Microsoft board member Reid Hoffman, who is also a co-founder and investor in Inflection, and his venture capital firm Greylock did promise that “all Inflection investors will have a good outcome today, and I expect good upside in the future.” A post on LinkedIn earlier this week.
Investors in the early US$225 million round of financing will receive 1.5 times their investment; according to The Information, companies participating in the later round of US$1.3 billion in financing will receive 1.1 times their investment. While that adds up to less than $650 million, these investors will also retain their stakes in the remaining startup skeleton. However, the new company will no longer be building a personalized AI chatbot called Pi on a massive computer structure made of 22,000 of Nvidia’s expensive and hard-to-find AI chips. It will now become an AI studio that helps other companies use large-scale language pattern AI.
Inflection did not respond to a request for comment.
Founded in 2022 as an aspiring OpenAI competitor, Inflection has raised more than $1 billion in its short life at a $4 billion valuation from investors including Microsoft co-founder Bill Gates , Microsoft itself and former Google CEO Eric Schmidt, Dragoneer Investment Group, Nvidia, etc.
Take the obvious: Microsoft provided a soft landing for Gates (who technically no longer works at the company, but is still a god-like figure there) and the venture capital firms that sit on its board of directors to help them An expensive and potentially fruitless venture into artificial intelligence.
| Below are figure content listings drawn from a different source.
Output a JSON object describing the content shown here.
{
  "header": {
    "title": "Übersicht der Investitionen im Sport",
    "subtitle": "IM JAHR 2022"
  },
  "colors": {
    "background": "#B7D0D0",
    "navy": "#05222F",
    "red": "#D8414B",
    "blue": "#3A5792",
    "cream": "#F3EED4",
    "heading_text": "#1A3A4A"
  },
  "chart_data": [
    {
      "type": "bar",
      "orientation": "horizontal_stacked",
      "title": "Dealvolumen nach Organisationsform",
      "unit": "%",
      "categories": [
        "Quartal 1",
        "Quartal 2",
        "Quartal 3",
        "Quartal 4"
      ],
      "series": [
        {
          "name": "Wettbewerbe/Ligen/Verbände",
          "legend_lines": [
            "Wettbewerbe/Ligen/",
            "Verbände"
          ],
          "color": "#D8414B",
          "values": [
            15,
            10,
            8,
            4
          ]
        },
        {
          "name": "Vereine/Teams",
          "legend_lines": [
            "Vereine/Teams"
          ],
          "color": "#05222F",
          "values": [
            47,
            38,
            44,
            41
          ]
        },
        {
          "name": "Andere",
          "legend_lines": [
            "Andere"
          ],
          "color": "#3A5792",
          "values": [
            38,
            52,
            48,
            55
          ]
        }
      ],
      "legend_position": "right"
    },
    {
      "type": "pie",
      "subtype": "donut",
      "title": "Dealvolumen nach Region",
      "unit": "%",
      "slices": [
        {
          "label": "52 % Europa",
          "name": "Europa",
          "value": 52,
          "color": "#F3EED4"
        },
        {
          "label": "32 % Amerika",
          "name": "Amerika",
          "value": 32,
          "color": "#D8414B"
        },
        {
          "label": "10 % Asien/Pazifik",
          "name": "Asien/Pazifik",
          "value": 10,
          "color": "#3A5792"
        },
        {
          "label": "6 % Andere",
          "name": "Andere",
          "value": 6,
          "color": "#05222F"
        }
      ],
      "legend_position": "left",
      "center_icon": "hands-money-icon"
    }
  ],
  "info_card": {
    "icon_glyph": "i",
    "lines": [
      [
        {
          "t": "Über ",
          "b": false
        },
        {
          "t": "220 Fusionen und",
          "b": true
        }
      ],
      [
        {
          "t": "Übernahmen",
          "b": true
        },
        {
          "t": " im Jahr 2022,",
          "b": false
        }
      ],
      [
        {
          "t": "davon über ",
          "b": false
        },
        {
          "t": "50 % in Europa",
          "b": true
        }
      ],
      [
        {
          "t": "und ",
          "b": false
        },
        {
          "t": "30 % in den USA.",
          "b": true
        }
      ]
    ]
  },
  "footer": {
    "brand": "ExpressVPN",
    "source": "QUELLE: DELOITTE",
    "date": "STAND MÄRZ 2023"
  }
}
The big cloud vendors are already working with other chatbot partners: Microsoft with OpenAI, Google and Amazon with Anthropic, Cohere with other chatbot partners like Oracle and Salesforce.
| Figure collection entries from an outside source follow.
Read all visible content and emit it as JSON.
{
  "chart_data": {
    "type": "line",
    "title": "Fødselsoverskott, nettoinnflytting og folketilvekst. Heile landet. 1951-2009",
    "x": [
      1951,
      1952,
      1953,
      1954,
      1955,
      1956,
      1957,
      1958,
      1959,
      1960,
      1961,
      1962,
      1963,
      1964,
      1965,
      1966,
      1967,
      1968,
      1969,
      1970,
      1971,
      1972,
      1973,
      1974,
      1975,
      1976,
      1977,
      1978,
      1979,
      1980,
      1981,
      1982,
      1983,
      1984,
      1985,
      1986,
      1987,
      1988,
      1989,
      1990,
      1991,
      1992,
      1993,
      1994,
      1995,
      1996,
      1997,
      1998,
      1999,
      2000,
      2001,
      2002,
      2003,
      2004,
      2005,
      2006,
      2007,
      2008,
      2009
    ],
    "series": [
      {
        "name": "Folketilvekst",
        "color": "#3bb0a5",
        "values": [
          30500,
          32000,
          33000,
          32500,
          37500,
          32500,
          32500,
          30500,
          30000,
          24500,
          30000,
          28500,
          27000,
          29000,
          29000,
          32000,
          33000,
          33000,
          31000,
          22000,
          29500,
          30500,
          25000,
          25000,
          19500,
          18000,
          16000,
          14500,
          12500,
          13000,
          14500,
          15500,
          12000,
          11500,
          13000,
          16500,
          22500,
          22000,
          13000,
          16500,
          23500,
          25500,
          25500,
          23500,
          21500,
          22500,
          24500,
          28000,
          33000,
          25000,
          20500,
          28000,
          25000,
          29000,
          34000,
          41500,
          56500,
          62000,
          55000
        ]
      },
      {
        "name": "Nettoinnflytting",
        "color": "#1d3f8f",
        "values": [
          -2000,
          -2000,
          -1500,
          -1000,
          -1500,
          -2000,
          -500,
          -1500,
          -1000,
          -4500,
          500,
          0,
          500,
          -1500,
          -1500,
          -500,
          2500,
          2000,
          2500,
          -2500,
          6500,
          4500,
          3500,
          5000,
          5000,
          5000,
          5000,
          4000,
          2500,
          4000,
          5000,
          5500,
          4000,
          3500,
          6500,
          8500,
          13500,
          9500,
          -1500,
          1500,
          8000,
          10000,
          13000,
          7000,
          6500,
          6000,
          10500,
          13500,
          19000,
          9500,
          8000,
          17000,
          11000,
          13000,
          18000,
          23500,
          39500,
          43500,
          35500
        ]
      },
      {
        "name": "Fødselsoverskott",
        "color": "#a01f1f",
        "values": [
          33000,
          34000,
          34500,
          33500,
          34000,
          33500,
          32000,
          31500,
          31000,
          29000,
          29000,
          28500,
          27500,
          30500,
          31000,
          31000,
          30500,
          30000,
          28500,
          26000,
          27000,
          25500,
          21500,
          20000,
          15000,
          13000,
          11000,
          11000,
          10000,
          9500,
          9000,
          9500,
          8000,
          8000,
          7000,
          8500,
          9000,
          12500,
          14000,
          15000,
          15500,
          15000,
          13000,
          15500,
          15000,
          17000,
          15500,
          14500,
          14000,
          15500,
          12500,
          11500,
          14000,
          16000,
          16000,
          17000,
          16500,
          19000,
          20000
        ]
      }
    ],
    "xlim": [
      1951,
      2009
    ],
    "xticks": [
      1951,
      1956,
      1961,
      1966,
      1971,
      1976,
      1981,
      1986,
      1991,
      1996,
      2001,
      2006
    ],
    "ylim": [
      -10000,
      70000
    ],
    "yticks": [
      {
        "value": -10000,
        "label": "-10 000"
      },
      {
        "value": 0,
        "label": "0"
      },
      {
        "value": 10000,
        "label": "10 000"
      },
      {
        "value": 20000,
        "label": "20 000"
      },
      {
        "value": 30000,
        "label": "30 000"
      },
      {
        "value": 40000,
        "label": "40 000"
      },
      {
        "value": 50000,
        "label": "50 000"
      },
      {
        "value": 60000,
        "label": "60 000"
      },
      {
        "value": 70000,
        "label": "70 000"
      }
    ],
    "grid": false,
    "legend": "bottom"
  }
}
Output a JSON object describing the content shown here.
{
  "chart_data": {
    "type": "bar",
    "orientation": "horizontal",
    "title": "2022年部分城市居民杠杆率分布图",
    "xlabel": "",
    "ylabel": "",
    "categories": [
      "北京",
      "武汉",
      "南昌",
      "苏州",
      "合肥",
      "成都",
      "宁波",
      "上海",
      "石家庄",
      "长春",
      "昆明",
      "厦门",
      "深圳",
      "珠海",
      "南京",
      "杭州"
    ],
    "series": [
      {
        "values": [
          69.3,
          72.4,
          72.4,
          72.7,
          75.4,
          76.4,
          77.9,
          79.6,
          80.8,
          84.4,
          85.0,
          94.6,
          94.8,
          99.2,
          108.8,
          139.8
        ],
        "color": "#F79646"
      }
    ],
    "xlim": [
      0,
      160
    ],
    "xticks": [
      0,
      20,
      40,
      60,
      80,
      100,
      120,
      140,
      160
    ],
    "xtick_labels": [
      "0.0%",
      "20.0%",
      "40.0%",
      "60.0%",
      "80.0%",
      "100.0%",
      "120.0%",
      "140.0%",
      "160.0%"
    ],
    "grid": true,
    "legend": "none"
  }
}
If Inflection can perfect Pi on top of its massive AI infrastructure, the race looks lost.
Interestingly, the money Microsoft spent cleaning up the startup may have been worth it. Granted, Suleiman’s reputation as a boss is somewhat murky, according to a 2021 Wall Street Journal investigation into alleged bullying. But Microsoft itself, while becoming kinder and gentler under Chief Executive Satya Nadella, has long remained a difficult place to work.
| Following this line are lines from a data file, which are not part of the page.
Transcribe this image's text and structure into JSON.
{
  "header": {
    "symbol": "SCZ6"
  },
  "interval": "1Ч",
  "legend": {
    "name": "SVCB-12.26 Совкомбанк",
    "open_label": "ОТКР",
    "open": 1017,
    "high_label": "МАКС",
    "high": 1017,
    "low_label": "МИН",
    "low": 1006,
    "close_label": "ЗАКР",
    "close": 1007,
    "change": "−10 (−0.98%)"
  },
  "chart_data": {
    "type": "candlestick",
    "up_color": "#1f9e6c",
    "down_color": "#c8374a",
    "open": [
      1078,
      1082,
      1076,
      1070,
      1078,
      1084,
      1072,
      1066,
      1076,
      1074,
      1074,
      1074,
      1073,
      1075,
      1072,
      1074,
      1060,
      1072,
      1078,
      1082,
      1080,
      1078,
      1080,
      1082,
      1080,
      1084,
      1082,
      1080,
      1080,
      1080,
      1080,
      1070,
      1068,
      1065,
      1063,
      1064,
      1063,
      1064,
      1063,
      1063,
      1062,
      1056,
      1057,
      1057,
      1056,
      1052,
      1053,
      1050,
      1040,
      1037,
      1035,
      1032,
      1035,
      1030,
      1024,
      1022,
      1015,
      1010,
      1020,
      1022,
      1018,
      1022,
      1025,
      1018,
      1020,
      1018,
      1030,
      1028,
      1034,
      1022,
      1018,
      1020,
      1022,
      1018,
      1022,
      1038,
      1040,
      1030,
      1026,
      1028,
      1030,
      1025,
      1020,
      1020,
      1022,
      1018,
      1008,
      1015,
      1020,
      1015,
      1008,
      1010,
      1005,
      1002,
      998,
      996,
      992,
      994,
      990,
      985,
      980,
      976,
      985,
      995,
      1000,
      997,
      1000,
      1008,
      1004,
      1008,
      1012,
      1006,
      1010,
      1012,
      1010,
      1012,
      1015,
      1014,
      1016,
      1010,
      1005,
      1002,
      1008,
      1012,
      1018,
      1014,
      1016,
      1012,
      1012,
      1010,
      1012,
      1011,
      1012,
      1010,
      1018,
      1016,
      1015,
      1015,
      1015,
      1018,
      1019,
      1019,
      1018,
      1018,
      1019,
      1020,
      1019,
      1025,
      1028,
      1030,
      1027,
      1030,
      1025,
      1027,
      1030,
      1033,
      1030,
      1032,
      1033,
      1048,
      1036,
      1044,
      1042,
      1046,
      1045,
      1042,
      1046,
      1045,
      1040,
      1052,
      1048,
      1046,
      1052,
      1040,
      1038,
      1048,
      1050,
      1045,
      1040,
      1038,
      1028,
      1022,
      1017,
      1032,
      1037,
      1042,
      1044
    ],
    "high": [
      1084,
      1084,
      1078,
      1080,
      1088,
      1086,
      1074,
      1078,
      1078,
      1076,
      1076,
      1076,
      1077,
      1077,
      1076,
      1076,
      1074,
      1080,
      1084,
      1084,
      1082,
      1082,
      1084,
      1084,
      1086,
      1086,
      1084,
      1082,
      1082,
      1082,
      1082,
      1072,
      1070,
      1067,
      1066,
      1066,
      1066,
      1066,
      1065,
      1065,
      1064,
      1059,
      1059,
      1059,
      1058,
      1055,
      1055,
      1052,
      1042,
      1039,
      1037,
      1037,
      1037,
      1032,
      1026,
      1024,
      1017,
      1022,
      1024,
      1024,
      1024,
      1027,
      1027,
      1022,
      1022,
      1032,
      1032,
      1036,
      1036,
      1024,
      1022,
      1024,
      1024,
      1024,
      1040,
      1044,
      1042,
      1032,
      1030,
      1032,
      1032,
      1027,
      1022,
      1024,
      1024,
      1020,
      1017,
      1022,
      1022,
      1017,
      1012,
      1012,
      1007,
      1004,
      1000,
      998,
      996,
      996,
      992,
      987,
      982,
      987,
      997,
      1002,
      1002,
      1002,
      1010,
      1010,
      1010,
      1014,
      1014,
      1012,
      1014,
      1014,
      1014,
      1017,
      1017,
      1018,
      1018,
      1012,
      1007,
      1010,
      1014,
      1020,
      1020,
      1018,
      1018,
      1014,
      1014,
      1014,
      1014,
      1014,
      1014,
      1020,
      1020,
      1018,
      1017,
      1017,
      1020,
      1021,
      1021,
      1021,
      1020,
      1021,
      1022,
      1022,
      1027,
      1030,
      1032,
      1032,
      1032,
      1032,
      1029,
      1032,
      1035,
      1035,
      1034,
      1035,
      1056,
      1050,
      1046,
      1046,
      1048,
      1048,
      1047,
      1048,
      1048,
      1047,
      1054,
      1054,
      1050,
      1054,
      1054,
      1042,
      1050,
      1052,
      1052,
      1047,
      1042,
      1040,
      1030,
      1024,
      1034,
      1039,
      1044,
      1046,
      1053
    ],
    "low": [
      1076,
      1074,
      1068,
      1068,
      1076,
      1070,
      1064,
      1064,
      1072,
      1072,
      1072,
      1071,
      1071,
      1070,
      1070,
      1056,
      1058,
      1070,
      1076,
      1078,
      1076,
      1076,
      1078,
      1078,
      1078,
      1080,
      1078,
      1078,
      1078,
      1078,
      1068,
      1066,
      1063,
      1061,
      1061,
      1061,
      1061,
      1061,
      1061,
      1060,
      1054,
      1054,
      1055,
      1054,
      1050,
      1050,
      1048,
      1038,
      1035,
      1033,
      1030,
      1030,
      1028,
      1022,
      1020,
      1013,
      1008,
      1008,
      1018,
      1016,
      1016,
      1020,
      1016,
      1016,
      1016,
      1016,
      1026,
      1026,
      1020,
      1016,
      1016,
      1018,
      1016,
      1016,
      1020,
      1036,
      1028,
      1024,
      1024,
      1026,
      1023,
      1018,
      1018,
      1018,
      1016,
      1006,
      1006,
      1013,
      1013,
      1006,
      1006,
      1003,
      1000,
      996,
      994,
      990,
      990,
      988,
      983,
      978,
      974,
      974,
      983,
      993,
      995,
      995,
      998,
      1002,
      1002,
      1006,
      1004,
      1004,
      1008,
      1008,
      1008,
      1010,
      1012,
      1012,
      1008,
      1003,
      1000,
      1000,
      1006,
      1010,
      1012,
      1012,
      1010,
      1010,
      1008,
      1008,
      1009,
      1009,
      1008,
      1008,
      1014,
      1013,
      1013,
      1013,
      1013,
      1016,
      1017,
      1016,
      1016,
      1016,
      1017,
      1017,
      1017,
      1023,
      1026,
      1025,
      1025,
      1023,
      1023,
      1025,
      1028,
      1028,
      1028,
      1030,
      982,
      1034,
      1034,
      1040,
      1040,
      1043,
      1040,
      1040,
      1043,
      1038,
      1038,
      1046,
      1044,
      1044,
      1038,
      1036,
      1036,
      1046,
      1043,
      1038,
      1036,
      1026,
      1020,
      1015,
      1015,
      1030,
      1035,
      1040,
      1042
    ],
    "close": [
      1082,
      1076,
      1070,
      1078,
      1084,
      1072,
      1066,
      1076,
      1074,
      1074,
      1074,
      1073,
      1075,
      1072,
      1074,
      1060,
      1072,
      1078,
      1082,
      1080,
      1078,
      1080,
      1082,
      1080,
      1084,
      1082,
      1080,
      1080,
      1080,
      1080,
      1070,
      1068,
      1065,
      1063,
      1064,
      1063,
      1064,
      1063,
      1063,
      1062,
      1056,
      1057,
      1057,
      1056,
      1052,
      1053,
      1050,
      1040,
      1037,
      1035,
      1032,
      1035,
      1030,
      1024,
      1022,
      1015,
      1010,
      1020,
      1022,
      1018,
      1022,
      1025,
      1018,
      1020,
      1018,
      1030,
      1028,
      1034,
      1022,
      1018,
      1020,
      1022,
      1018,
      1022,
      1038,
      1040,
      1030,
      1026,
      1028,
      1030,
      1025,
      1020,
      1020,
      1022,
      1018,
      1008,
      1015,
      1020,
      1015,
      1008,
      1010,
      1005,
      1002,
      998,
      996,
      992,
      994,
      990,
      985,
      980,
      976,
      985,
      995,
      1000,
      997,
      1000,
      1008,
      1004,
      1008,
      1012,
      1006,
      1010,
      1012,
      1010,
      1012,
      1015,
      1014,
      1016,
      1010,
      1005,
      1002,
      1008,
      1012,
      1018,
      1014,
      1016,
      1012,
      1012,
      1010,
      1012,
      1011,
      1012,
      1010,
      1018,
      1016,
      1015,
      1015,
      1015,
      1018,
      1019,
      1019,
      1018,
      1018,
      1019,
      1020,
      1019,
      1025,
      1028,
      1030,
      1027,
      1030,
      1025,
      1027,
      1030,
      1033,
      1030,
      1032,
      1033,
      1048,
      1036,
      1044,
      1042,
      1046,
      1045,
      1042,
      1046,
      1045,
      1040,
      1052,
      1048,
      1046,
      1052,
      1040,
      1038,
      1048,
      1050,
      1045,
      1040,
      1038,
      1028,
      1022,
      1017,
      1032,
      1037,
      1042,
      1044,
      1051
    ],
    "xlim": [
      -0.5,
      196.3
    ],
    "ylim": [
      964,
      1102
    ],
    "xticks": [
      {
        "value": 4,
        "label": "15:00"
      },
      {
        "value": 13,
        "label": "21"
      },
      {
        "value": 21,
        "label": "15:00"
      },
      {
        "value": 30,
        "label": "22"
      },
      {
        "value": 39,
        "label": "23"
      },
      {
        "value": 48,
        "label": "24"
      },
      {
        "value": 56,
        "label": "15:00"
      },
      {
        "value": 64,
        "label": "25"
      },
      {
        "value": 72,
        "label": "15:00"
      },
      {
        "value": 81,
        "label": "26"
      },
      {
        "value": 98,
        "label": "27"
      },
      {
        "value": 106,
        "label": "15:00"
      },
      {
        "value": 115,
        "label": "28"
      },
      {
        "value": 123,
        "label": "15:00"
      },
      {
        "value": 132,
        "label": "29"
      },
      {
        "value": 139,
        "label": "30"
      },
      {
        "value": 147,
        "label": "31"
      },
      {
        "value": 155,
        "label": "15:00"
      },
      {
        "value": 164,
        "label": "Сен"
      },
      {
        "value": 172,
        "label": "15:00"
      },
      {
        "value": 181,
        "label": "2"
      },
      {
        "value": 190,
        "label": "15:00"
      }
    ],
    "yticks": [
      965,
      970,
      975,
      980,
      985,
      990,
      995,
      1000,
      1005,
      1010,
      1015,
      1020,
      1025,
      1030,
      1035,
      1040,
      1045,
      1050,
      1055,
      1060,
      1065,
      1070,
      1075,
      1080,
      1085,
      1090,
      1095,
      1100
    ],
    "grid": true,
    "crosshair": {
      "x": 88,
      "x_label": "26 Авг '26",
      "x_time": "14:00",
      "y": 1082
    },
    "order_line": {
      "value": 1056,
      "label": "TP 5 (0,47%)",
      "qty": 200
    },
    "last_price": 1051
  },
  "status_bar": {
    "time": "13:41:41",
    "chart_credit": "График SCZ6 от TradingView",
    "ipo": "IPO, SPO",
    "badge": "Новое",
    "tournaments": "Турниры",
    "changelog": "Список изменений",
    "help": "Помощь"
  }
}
Who better to hire than the founder of Google DeepMind and a tech genius with LLM experience? The co-founders are familiar with Google’s secrets and the next generation of artificial intelligence. For example, Simonyan helped lead AlphaZero, the artificial intelligence that mastered the board game Go.
Despite its close relationship with OpenAI, Microsoft has many reasons to need backup for its most important artificial intelligence strategy. First, the FTC said it is investigating the deal with OpenAI, as well as Anthropic’s deals with Amazon and Google. If the FTC issues some kind of order, Microsoft better have options.
In addition, according to Business Insider, there is news that the relationship between some Microsoft engineers and OpenAI engineers is not the closest. Then there’s the saga of Sam Altman’s firing, Nadella telling the world he was absorbing much of Altman and OpenAI, only to have the results come back.
There are so many red flags with OpenAI that Microsoft would be wise to abandon its reliance on OpenAI.
Then again, just like Microsoft’s investment in OpenAI, we wonder if regulators will have something to say about the deal as well.